「ほんとにあった!呪いのビデオ リング編」のネタバレあらすじ結末

ほんとにあった!呪いのビデオ リング編の紹介:一般から投稿された不可思議な映像を紹介、検証するドキュメンタリー風のオリジナルビデオ「ほんとにあった!呪いのビデオ」シリーズの2003年にリリースされた番外編。「消えろ」という不気味な声が何気なく撮影したビデオに入り、映っていた友人が自殺したと言う投稿が相次ぎ、スタッフらはその謎を解明すべく奔走するが…。構成/演出/撮影/編集は「自殺霊」の坂本一雪と1999年PFF準グランプリ「風は吹くだろう」の共同監督近藤太。監修/ナレーションは中村義洋。

ほんとにあった!呪いのビデオ リング編の主な出演者

レポーター/北川さおり、スタッフ:カメラマン/坂本一雪、演出補/横田直幸、ナレーション/中村義洋、他

ほんとにあった!呪いのビデオ リング編のネタバレあらすじ

【起】- ほんとにあった!呪いのビデオ リング編のあらすじ1

※字幕「本作では、出演しているご本人もしくはご遺族から希望があった場合のみ、モザイク等の処理を行っております」

2002年11月5日。
茨城在住の投稿者村上賢一はレポーターの北川さおりに、問題のビデオは友人の誕生パーティーを撮影したもので確認すらしなかったが、先月10日、そのビデオに映っていた友人が突然焼身自殺を遂げ、事情聴取もされたが全く理由が思い当たらなかったと。しかし先日、ふと問題の映像を見て「消えろ」と言う低い男の声が入っているのに気づいたのだと話します。
問題映像では、アパートの部屋のパーティーで盛り上がる中、かなり明確に「キ エ ロ(消えろ)」と言う言葉が聞き取れます。
自殺現場は、交通量の多い広い道路が走るトンネルの地下道で、彼はその中程にある人の身長ほどの白い部分を示し、黒焦げだったが近所の人が洗ったらしいと言い、北川も新しい分、生々しいと眉を顰めます。
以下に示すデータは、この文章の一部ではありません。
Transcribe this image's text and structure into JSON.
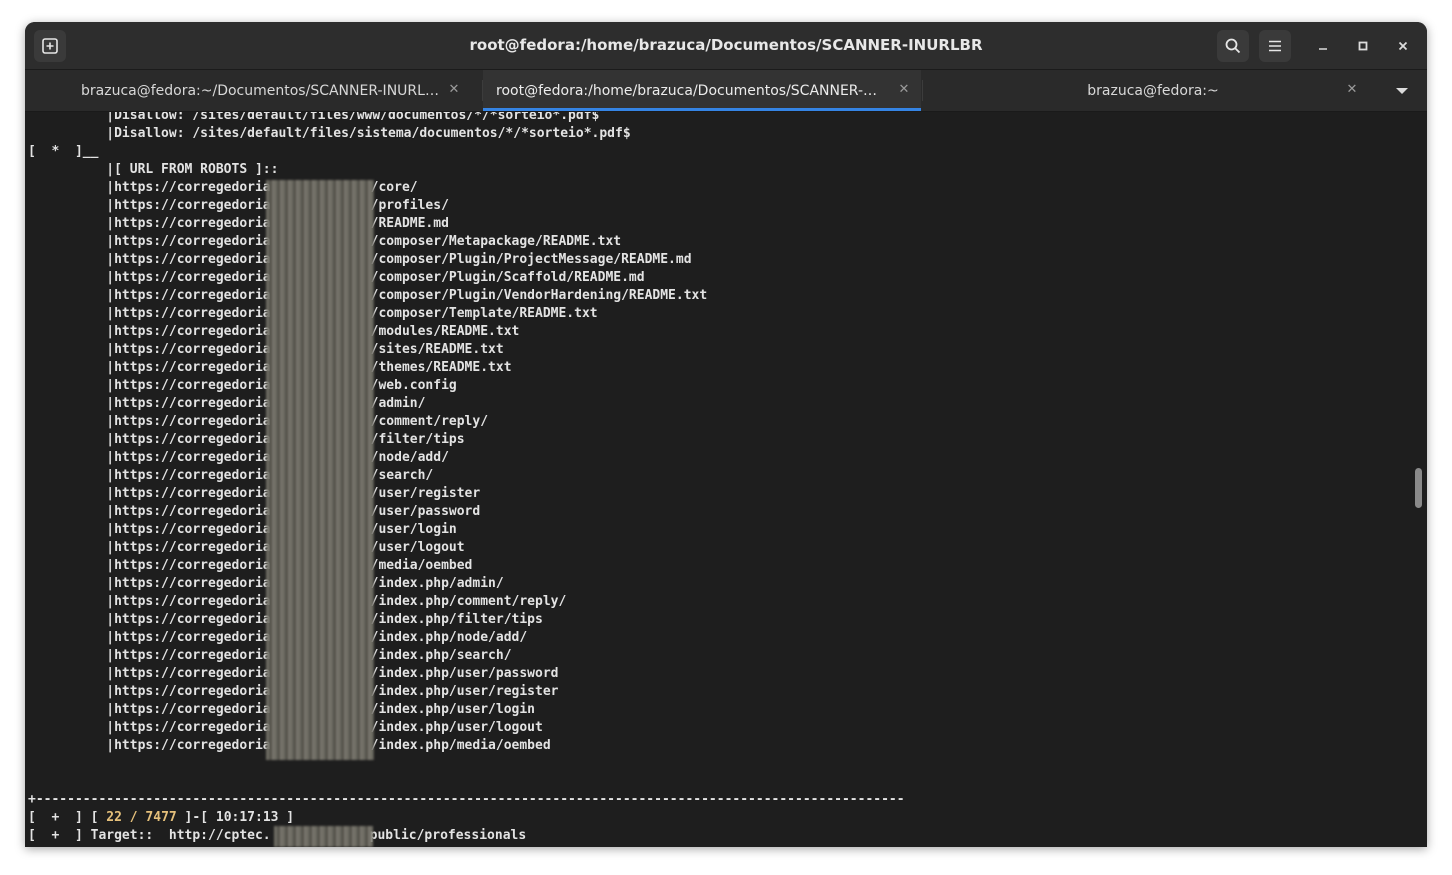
{
  "window": {
    "title": "root@fedora:/home/brazuca/Documentos/SCANNER-INURLBR"
  },
  "tabs": [
    {
      "label": "brazuca@fedora:~/Documentos/SCANNER-INURLBR",
      "active": false
    },
    {
      "label": "root@fedora:/home/brazuca/Documentos/SCANNER-IN…",
      "active": true
    },
    {
      "label": "brazuca@fedora:~",
      "active": false
    }
  ],
  "icons": {
    "new_tab": "new-tab-icon",
    "search": "search-icon",
    "menu": "hamburger-menu-icon",
    "minimize": "minimize-icon",
    "maximize": "maximize-icon",
    "close": "close-icon",
    "tab_close": "close-icon",
    "tab_list": "chevron-down-icon"
  },
  "terminal": {
    "lines_top": [
      "          |Disallow: /sites/default/files/www/documentos/*/*sorteio*.pdf$",
      "          |Disallow: /sites/default/files/sistema/documentos/*/*sorteio*.pdf$",
      "[  *  ]__",
      "          |[ URL FROM ROBOTS ]::"
    ],
    "url_prefix": "          |https://corregedoria",
    "url_paths": [
      "/core/",
      "/profiles/",
      "/README.md",
      "/composer/Metapackage/README.txt",
      "/composer/Plugin/ProjectMessage/README.md",
      "/composer/Plugin/Scaffold/README.md",
      "/composer/Plugin/VendorHardening/README.txt",
      "/composer/Template/README.txt",
      "/modules/README.txt",
      "/sites/README.txt",
      "/themes/README.txt",
      "/web.config",
      "/admin/",
      "/comment/reply/",
      "/filter/tips",
      "/node/add/",
      "/search/",
      "/user/register",
      "/user/password",
      "/user/login",
      "/user/logout",
      "/media/oembed",
      "/index.php/admin/",
      "/index.php/comment/reply/",
      "/index.php/filter/tips",
      "/index.php/node/add/",
      "/index.php/search/",
      "/index.php/user/password",
      "/index.php/user/register",
      "/index.php/user/login",
      "/index.php/user/logout",
      "/index.php/media/oembed"
    ],
    "separator": "+---------------------------------------------------------------------------------------------------------------",
    "status_prefix": "[  +  ] [ ",
    "status_count": "22 / 7477",
    "status_suffix": " ]-[ 10:17:13 ]",
    "target_prefix": "[  +  ] Target::  http://cptec.",
    "target_suffix": "public/professionals"
  },
  "colors": {
    "terminal_bg": "#1e1e1e",
    "text": "#e3e3e3",
    "highlight": "#e5c07b",
    "accent": "#3584e4"
  }
}
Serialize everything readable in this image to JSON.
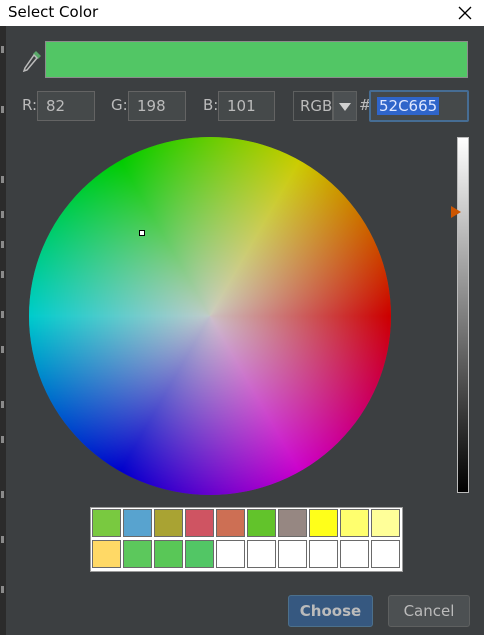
{
  "window": {
    "title": "Select Color"
  },
  "preview": {
    "color": "#52c665"
  },
  "components": {
    "r_label": "R:",
    "r_value": "82",
    "g_label": "G:",
    "g_value": "198",
    "b_label": "B:",
    "b_value": "101"
  },
  "mode": {
    "selected": "RGB"
  },
  "hex": {
    "hash_label": "#",
    "value": "52C665"
  },
  "brightness": {
    "level": 0.79
  },
  "swatches": {
    "row1": [
      "#79c940",
      "#58a3cf",
      "#a9a333",
      "#cf5462",
      "#cd6f54",
      "#62c32b",
      "#968782",
      "#ffff1a",
      "#ffff6e",
      "#ffff99"
    ],
    "row2": [
      "#ffd966",
      "#5cc85c",
      "#59c757",
      "#52c665",
      "#ffffff",
      "#ffffff",
      "#ffffff",
      "#ffffff",
      "#ffffff",
      "#ffffff"
    ]
  },
  "buttons": {
    "choose_label": "Choose",
    "cancel_label": "Cancel"
  },
  "icons": {
    "eyedropper": "eyedropper-icon",
    "close": "close-icon",
    "dropdown": "chevron-down-icon"
  }
}
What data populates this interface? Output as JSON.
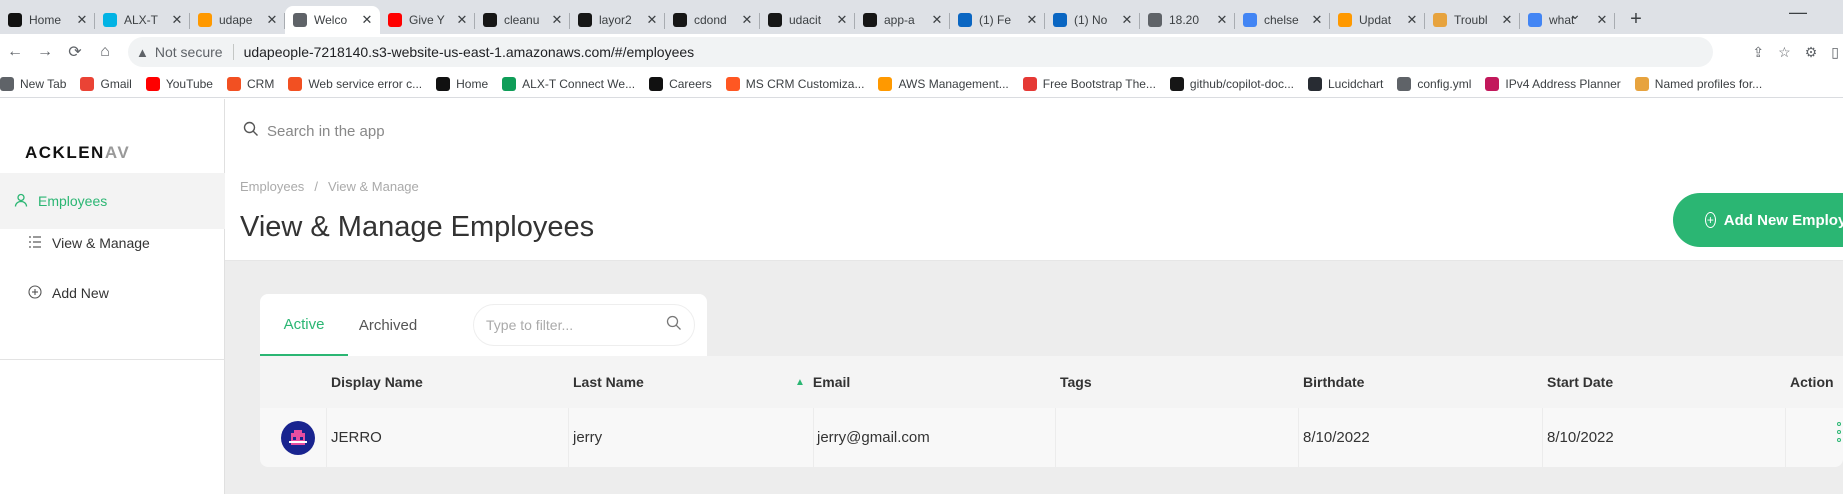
{
  "browser": {
    "tabs": [
      {
        "title": "Home",
        "icon": "alx-icon",
        "color": "#111111"
      },
      {
        "title": "ALX-T",
        "icon": "udacity-icon",
        "color": "#02b3e4"
      },
      {
        "title": "udape",
        "icon": "aws-icon",
        "color": "#ff9900"
      },
      {
        "title": "Welco",
        "icon": "globe-icon",
        "color": "#5f6368",
        "active": true
      },
      {
        "title": "Give Y",
        "icon": "youtube-icon",
        "color": "#ff0000"
      },
      {
        "title": "cleanu",
        "icon": "circleci-icon",
        "color": "#161616"
      },
      {
        "title": "layor2",
        "icon": "github-icon",
        "color": "#161616"
      },
      {
        "title": "cdond",
        "icon": "github-icon",
        "color": "#161616"
      },
      {
        "title": "udacit",
        "icon": "github-icon",
        "color": "#161616"
      },
      {
        "title": "app-a",
        "icon": "github-icon",
        "color": "#161616"
      },
      {
        "title": "(1) Fe",
        "icon": "linkedin-icon",
        "color": "#0a66c2"
      },
      {
        "title": "(1) No",
        "icon": "linkedin-icon",
        "color": "#0a66c2"
      },
      {
        "title": "18.20",
        "icon": "globe-icon",
        "color": "#5f6368"
      },
      {
        "title": "chelse",
        "icon": "google-icon",
        "color": "#4285f4"
      },
      {
        "title": "Updat",
        "icon": "aws-icon",
        "color": "#ff9900"
      },
      {
        "title": "Troubl",
        "icon": "aws-docs-icon",
        "color": "#e7a33e"
      },
      {
        "title": "what",
        "icon": "google-icon",
        "color": "#4285f4"
      }
    ],
    "address": {
      "security_label": "Not secure",
      "url": "udapeople-7218140.s3-website-us-east-1.amazonaws.com/#/employees"
    },
    "bookmarks": [
      {
        "label": "New Tab",
        "icon": "globe-icon",
        "color": "#5f6368"
      },
      {
        "label": "Gmail",
        "icon": "gmail-icon",
        "color": "#ea4335"
      },
      {
        "label": "YouTube",
        "icon": "youtube-icon",
        "color": "#ff0000"
      },
      {
        "label": "CRM",
        "icon": "windows-icon",
        "color": "#f25022"
      },
      {
        "label": "Web service error c...",
        "icon": "windows-icon",
        "color": "#f25022"
      },
      {
        "label": "Home",
        "icon": "alx-icon",
        "color": "#111111"
      },
      {
        "label": "ALX-T Connect We...",
        "icon": "sheets-icon",
        "color": "#0f9d58"
      },
      {
        "label": "Careers",
        "icon": "alx-icon",
        "color": "#111111"
      },
      {
        "label": "MS CRM Customiza...",
        "icon": "blogger-icon",
        "color": "#ff5722"
      },
      {
        "label": "AWS Management...",
        "icon": "aws-icon",
        "color": "#ff9900"
      },
      {
        "label": "Free Bootstrap The...",
        "icon": "s-icon",
        "color": "#e53935"
      },
      {
        "label": "github/copilot-doc...",
        "icon": "github-icon",
        "color": "#161616"
      },
      {
        "label": "Lucidchart",
        "icon": "lucid-icon",
        "color": "#282c33"
      },
      {
        "label": "config.yml",
        "icon": "globe-icon",
        "color": "#5f6368"
      },
      {
        "label": "IPv4 Address Planner",
        "icon": "v-icon",
        "color": "#c2185b"
      },
      {
        "label": "Named profiles for...",
        "icon": "aws-docs-icon",
        "color": "#e7a33e"
      }
    ]
  },
  "app": {
    "logo_main": "ACKLEN",
    "logo_fade": "AV",
    "search_placeholder": "Search in the app",
    "accent": "#2bb673",
    "sidebar": [
      {
        "label": "Employees",
        "icon": "person-icon",
        "active": true
      },
      {
        "label": "View & Manage",
        "icon": "list-icon"
      },
      {
        "label": "Add New",
        "icon": "plus-circle-icon"
      }
    ],
    "breadcrumb": [
      "Employees",
      "View & Manage"
    ],
    "page_title": "View & Manage Employees",
    "add_button": "Add New Employee",
    "tabs": [
      "Active",
      "Archived"
    ],
    "filter_placeholder": "Type to filter...",
    "columns": [
      "Display Name",
      "Last Name",
      "Email",
      "Tags",
      "Birthdate",
      "Start Date",
      "Action"
    ],
    "rows": [
      {
        "display_name": "JERRO",
        "last_name": "jerry",
        "email": "jerry@gmail.com",
        "tags": "",
        "birthdate": "8/10/2022",
        "start_date": "8/10/2022"
      }
    ]
  }
}
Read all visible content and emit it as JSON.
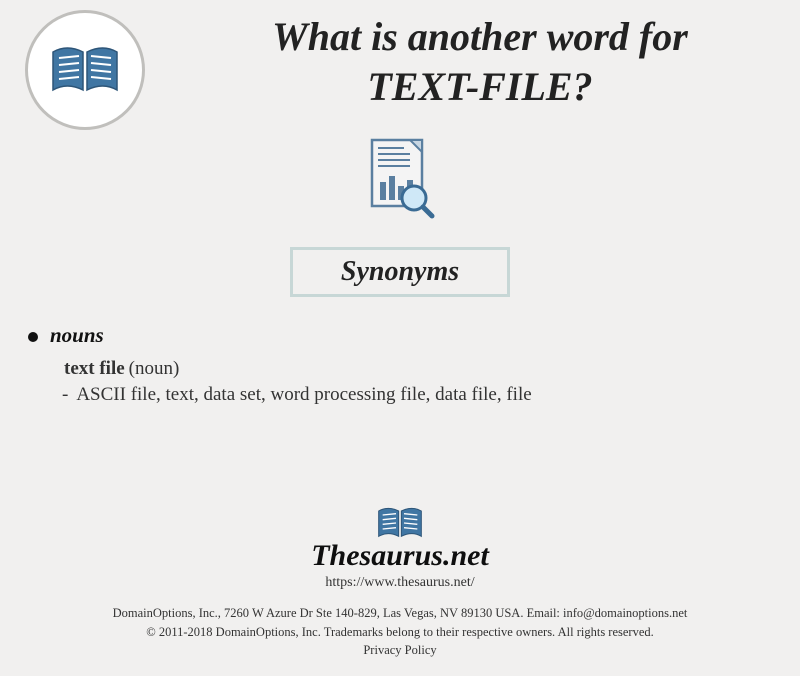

しかしその取材直後に届いた投稿ビデオにも、同様の異変が起きていると知り、スタッフたちは急ぎ取材に向かいます。
投稿者藤井さやかは、ビデオは初対面のチャット仲間とオフ会をした際のボーリング大会を撮ったもので、低い男の声で「消えろ」と入っていて、その3週間後、突然1人がチャットに来なくなり、他のメンバーから新聞に自殺の記事が載ってたと言われ、理由も思い当らず驚いたと話します。その直前北川は、自殺現場となった橋を見に行きますが、一級河川に掛かる大きな橋で、その中程を指差し、あのあたりですかねぇと眉を顰めます。
2本のビデオの共通点は「消えろ」と言う男の声と映っているメンバーの突然の自殺、そしてもう1点、撮影日が同じ9月22日だという事でした。北川は、彼女に村上の写真を見せて事情を話しますが、全く心当たりがないと言われます。
問題の映像は、ボーリング場で楽しく盛り上がる中、投稿者がカメラに向かってWピースをした瞬間、「キ エ ロ(消えろ)」と言う言葉が聞き取れます。
スタッフは2人の投稿者を引き合わせ、双方の撮影現場に行ってもらい話を聞きますが、どちらも何も感じない、心当たりがないという話で終わります。
しかしその直後から、同じ異変が起こったという投稿が続々と届き、合計15本となった時点で、その現象が全国各地で起こっている事は判明するものの、3点以外の共通点は無く、北川は演出補の横田直幸始めスタッフらと共に頭を抱えます。

ところが、声と撮影日は同じだが誰も亡くなっていないという16本目のビデオが届き、早速スタッフは投稿者下川智之(仮名)の自宅を訪ね話を聞きます。
問題映像は、9月22日、彼の父親が購入した別荘予定地を家族で見に行った際、「消えろ」と言う男の声が入っていたというもので、彼は、声には驚いたがその後何も起こってないと明るく話します。
そこで北川が事情を話し始めますが、共通点となる撮影日と声の件のみ伝えたところで横田が、死亡者が出てない以上不安を煽るのはどうかと止め、後日改めて彼の家族と共に取材させてもらう約束をし、引き上げます。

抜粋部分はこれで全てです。